With that said, that’s exactly where we are, and it’s what stares down Matt Entz, Trey Lance and the rest of the North Dakota State football program. Entz’s two predecessors both won three or more national titles and took FBS head jobs. Lance’s two predecessors were both selected in the NFL Draft, one of them at number two overall. The expectations aren’t high, they’re astronomical. Probably unrealistically so.
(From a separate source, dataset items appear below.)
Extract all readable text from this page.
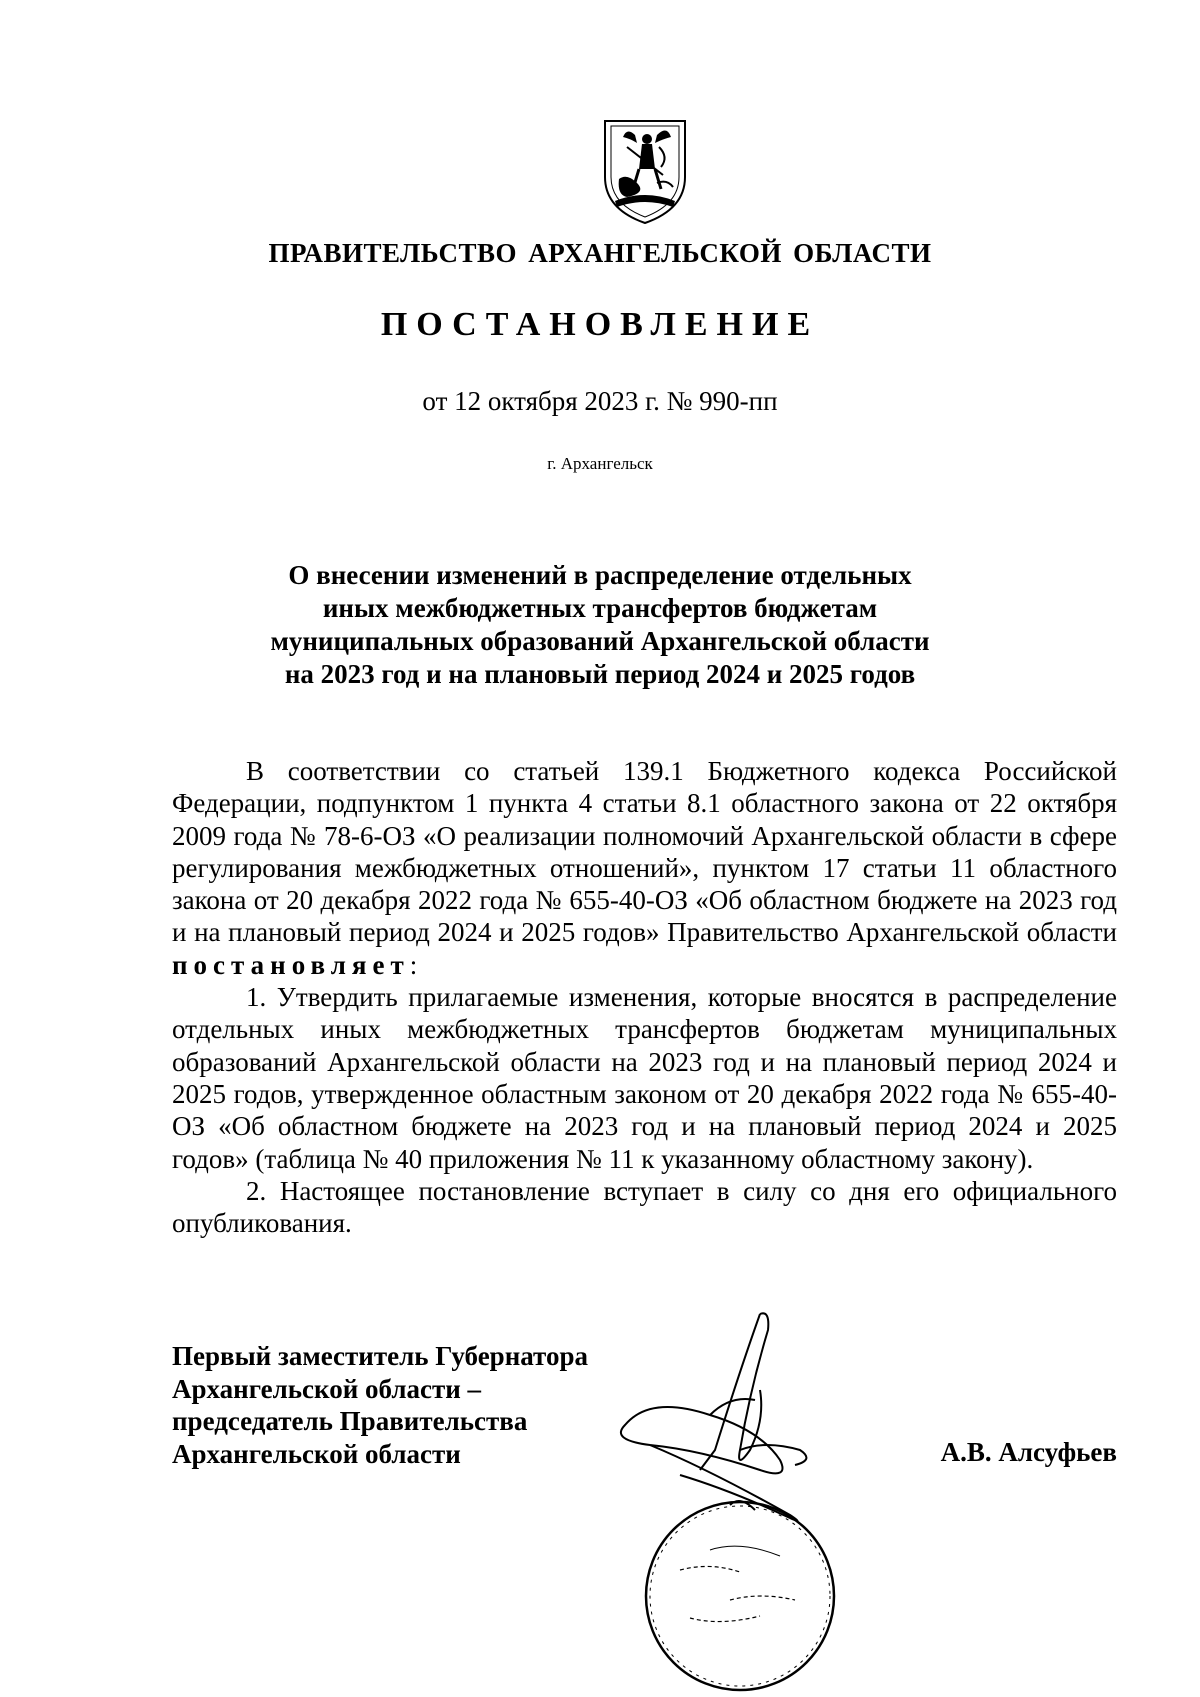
ПРАВИТЕЛЬСТВО АРХАНГЕЛЬСКОЙ ОБЛАСТИ
ПОСТАНОВЛЕНИЕ
от 12 октября 2023 г. № 990-пп
г. Архангельск
О внесении изменений в распределение отдельных
иных межбюджетных трансфертов бюджетам
муниципальных образований Архангельской области
на 2023 год и на плановый период 2024 и 2025 годов

В соответствии со статьей 139.1 Бюджетного кодекса Российской Федерации, подпунктом 1 пункта 4 статьи 8.1 областного закона от 22 октября 2009 года № 78-6-ОЗ «О реализации полномочий Архангельской области в сфере регулирования межбюджетных отношений», пунктом 17 статьи 11 областного закона от 20 декабря 2022 года № 655-40-ОЗ «Об областном бюджете на 2023 год и на плановый период 2024 и 2025 годов» Правительство Архангельской области постановляет:

1. Утвердить прилагаемые изменения, которые вносятся в распределение отдельных иных межбюджетных трансфертов бюджетам муниципальных образований Архангельской области на 2023 год и на плановый период 2024 и 2025 годов, утвержденное областным законом от 20 декабря 2022 года № 655-40-ОЗ «Об областном бюджете на 2023 год и на плановый период 2024 и 2025 годов» (таблица № 40 приложения № 11 к указанному областному закону).

2. Настоящее постановление вступает в силу со дня его официального опубликования.

Первый заместитель Губернатора
Архангельской области –
председатель Правительства
Архангельской области	А.В. Алсуфьев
It’s not like everything had gone perfectly since Bohl arrived. After Steve Walker, Joe Mays and crew left, Nick Mertens led a spotty offense and a defense that didn’t quite meet the standard of Code Green to a disappointing 6-5 record in their first season of playoff eligibility. This came after two 10-1 seasons that raised the level of expectations at NDSU to a National Championship level. The Bison did muddle through one transition (which frankly should be the expectation).

That is definitely not the expectation with this club, though. The recruiting profile of NDSU has been raised consistently, and as the football staff would say: the Standard is the Standard. Coach Klieman fondly (or maybe not so fondly) recalls a grocery store conversation after NDSU’s 12-2 season in 2016. That season, of course, included a victory over Iowa in Iowa City when the Hawkeyes were ranked 11th in the country and coming off of a Rose Bowl appearance. It did, though, end in a semifinal loss. The woman in the grocery store offered Klieman condolences after a “tough season”.

Entz’s assignment: win it all every year or you’ve failed.

It’s difficult not to see Lance’s announcement as the starting quarterback and not do a little math as well. Brock Jensen set the NCAA for wins as a Division I quarterback at 48.  Stick then broke that at 49 last season. Those both came in 52 career starts. If Lance stays healthy, he could potentially play 16 games in each season, should NDSU make the national championship game. That’s a possible 64 starts.

It’s an insane thing before a kid’s first start to try and figure out how he’d break the ALL-TIME WINS RECORD FOR A QB, but we live in insane times. We live in the Bison era. It’s an era that is sure to end, or at least to slow, but who knows when that’s going to be.

As Entz, Lance and the Bison forge forward into the season, they face plenty of questions and expectations that have never seen before in college football. Thankfully, those are just par for the very, very strange course at NDSU.